EFFECTIVE DISTRIBUTED LEARNING WITH RANDOM FEATURES: IMPROVED BOUNDS AND ALGORITHMS

Abstract

In this paper, we study the statistical properties of distributed kernel ridge regression together with random features (DKRR-RF), and obtain optimal generalization bounds under the basic setting, which can substantially relax the restriction on the number of local machines in the existing state-of-art bounds. Specifically, we first show that the simple combination of divide-and-conquer technique and random features can achieve the same statistical accuracy as the exact KRR in expectation requiring only O(|D|) memory and O(|D| 1.5 ) time. Then, beyond the generalization bounds in expectation that demonstrate the average information for multiple trails, we derive generalization bounds in probability to capture the learning performance for a single trail. Finally, we propose an effective communication strategy to further improve the performance of DKRR-RF, and validate the theoretical bounds via numerical experiments.

1. INTRODUCTION

Kernel ridge regression (KRR) is one of the most popular nonparametric learning methods (Vapnik, 2000) . Despite the excellent theoretical guarantees, KRR does not scale well in large scale settings because of high time and memory complexities (Liu et al., 2013; 2014; 2017; 2018; 2020b; Liu & Liao, 2015; Li et al., 2018; 2019c) . Distributed learning (Zhang et al., 2013; Hsieh et al., 2014; Chang et al., 2017b; Li et al., 2019b; Lin et al., 2020) , random features (Rahimi & Recht, 2007; Sutherland & Schneider, 2015; Rudi & Rosasco, 2017; Rudi et al., 2018; Liu et al., 2020a; Avron et al., 2017a; Yu et al., 2016; Jacot et al., 2020), and Nyström methods (Drineas & Mahoney, 2005; Ding & Liao, 2012; Yang et al., 2012; Camoriano et al., 2016; Si et al., 2016; Musco & Musco, 2017; Kriukova et al., 2017) are the most widely used large scale techniques to address the scalability issues.
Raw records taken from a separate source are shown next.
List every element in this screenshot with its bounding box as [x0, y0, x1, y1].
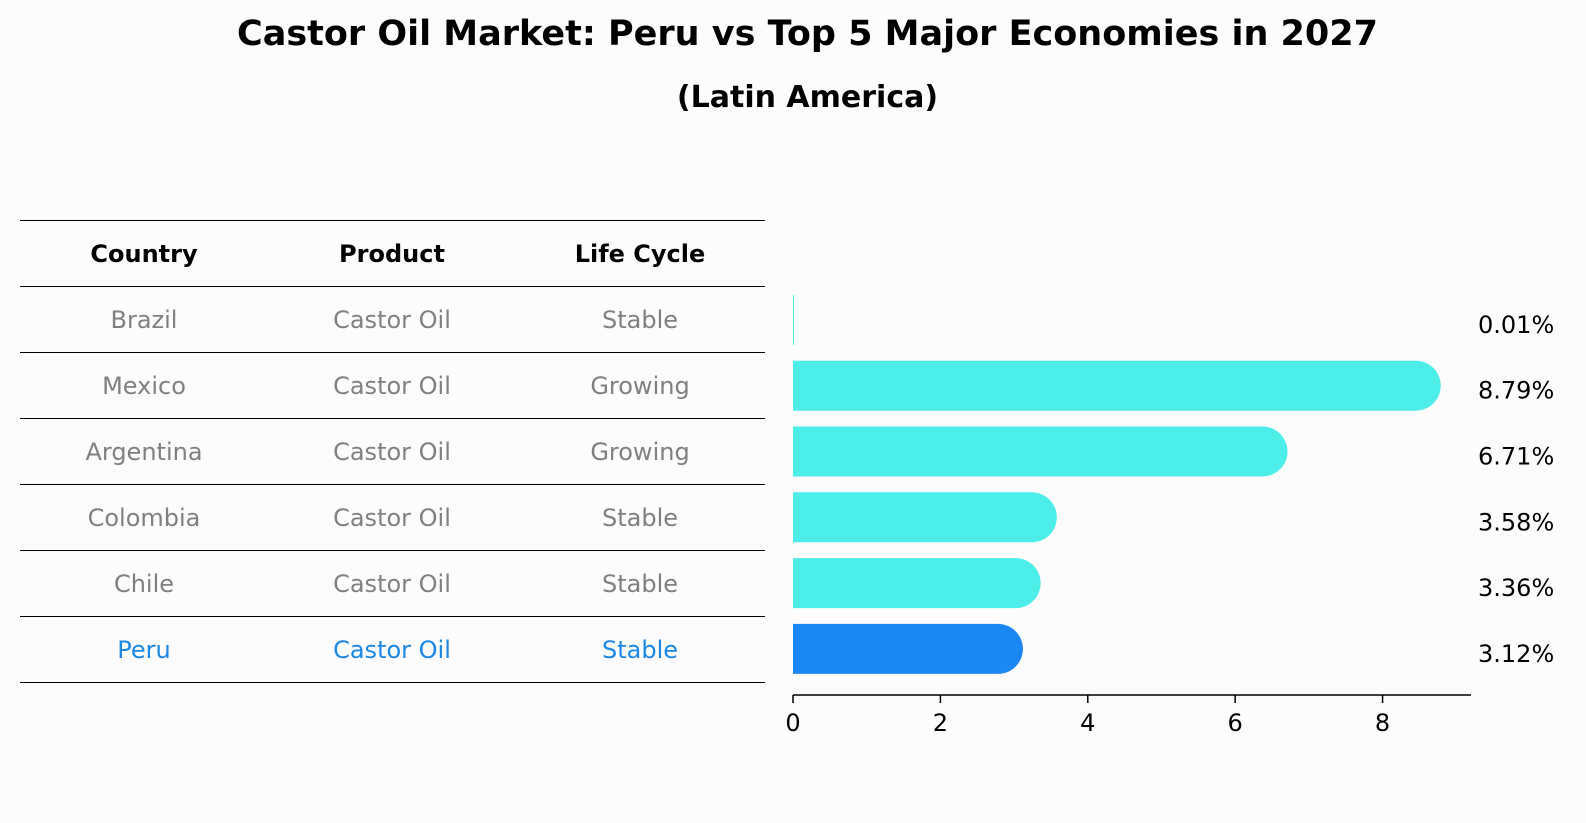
bar-brazil: [793, 294, 794, 345]
x-tick-label: 4: [1080, 709, 1095, 737]
cell-product: Castor Oil: [333, 371, 451, 400]
cell-life-cycle: Stable: [601, 305, 679, 334]
table-header-row: Country Product Life Cycle: [20, 220, 765, 286]
bar-value-label: 3.36%: [1478, 574, 1554, 602]
bar-chile: [793, 558, 1041, 609]
table-row: Mexico Castor Oil Growing: [20, 352, 765, 418]
data-table: Country Product Life Cycle Brazil Castor…: [20, 220, 765, 683]
cell-life-cycle: Stable: [601, 569, 679, 598]
cell-country: Mexico: [102, 371, 186, 400]
cell-country: Colombia: [87, 503, 201, 532]
cell-country: Peru: [117, 635, 171, 664]
bar-mexico: [793, 360, 1441, 411]
bar-argentina: [793, 426, 1288, 477]
table-row: Chile Castor Oil Stable: [20, 550, 765, 616]
table-row: Colombia Castor Oil Stable: [20, 484, 765, 550]
cell-life-cycle: Growing: [590, 371, 690, 400]
x-tick-label: 6: [1228, 709, 1243, 737]
cell-product: Castor Oil: [333, 569, 451, 598]
header-country: Country: [90, 239, 198, 268]
bar-colombia: [793, 492, 1057, 543]
cell-life-cycle: Stable: [601, 635, 679, 664]
cell-product: Castor Oil: [333, 635, 451, 664]
x-tick-label: 0: [785, 709, 800, 737]
cell-country: Brazil: [110, 305, 178, 334]
cell-country: Argentina: [85, 437, 203, 466]
header-product: Product: [339, 239, 445, 268]
cell-product: Castor Oil: [333, 437, 451, 466]
x-tick-label: 2: [933, 709, 948, 737]
bar-value-label: 3.12%: [1478, 640, 1554, 668]
cell-country: Chile: [113, 569, 175, 598]
cell-product: Castor Oil: [333, 503, 451, 532]
cell-life-cycle: Growing: [590, 437, 690, 466]
table-row: Argentina Castor Oil Growing: [20, 418, 765, 484]
header-life-cycle: Life Cycle: [574, 239, 706, 268]
bar-value-label: 8.79%: [1478, 377, 1554, 405]
x-tick-label: 8: [1375, 709, 1390, 737]
chart-subtitle: (Latin America): [676, 80, 939, 115]
bar-value-label: 3.58%: [1478, 508, 1554, 536]
cell-product: Castor Oil: [333, 305, 451, 334]
bar-peru: [793, 623, 1023, 674]
bar-value-label: 6.71%: [1478, 443, 1554, 471]
table-row-highlighted: Peru Castor Oil Stable: [20, 616, 765, 683]
table-row: Brazil Castor Oil Stable: [20, 286, 765, 352]
chart-title: Castor Oil Market: Peru vs Top 5 Major E…: [237, 14, 1378, 54]
cell-life-cycle: Stable: [601, 503, 679, 532]
bar-value-label: 0.01%: [1478, 311, 1554, 339]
Recent statistical learning works on KRR together with large scale approaches demonstrate that these large scale approaches can not only obtain great computational gains but also can guarantee the optimal theoretical properties, such as KRR with divide-and-conquer (Zhang et al., 2013; 2015; Chang et al., 2017b; a; Guo et al., 2017; Lin et al., 2017; Li et al., 2019b; d; Lin et al., 2020) , with random features (Rudi & Rosasco, 2017; Li et al., 2019e; Carratino et al., 2018; Yang et al., 2012) , and with Nyström methods (Bach, 2013; Alaoui & Mahoney, 2015; Rudi et al., 2015; 2017; Ding et al., 2020) . The combinations of distributed learning and other large scale approaches are very intuitive but effective strategies to further improve the effectiveness, such as distributed learning with gradient descent algorithms (Lin & Zhou, 2018; Richards et al., 2020) , with multi-pass SGD (Lin & Rosasco, 2017; Lin & Cevher, 2018; 2020) , with random features (Li et al., 2019b) , and with Nyström methods (Yin et al., 2020) . The optimal generalization performance of these combining approaches has been studied, however, the main theoretical problem is that there is a strict restriction on the number of local machines. For sample, in (Lin & Zhou, 2018; Li et al., 2019b; Yin et al., 2020) , to guarantee the optimal generalization performance in the basic setting, the upper bounds of the local machines are restricted to be a constant, which is difficult to be satisfied in real applications.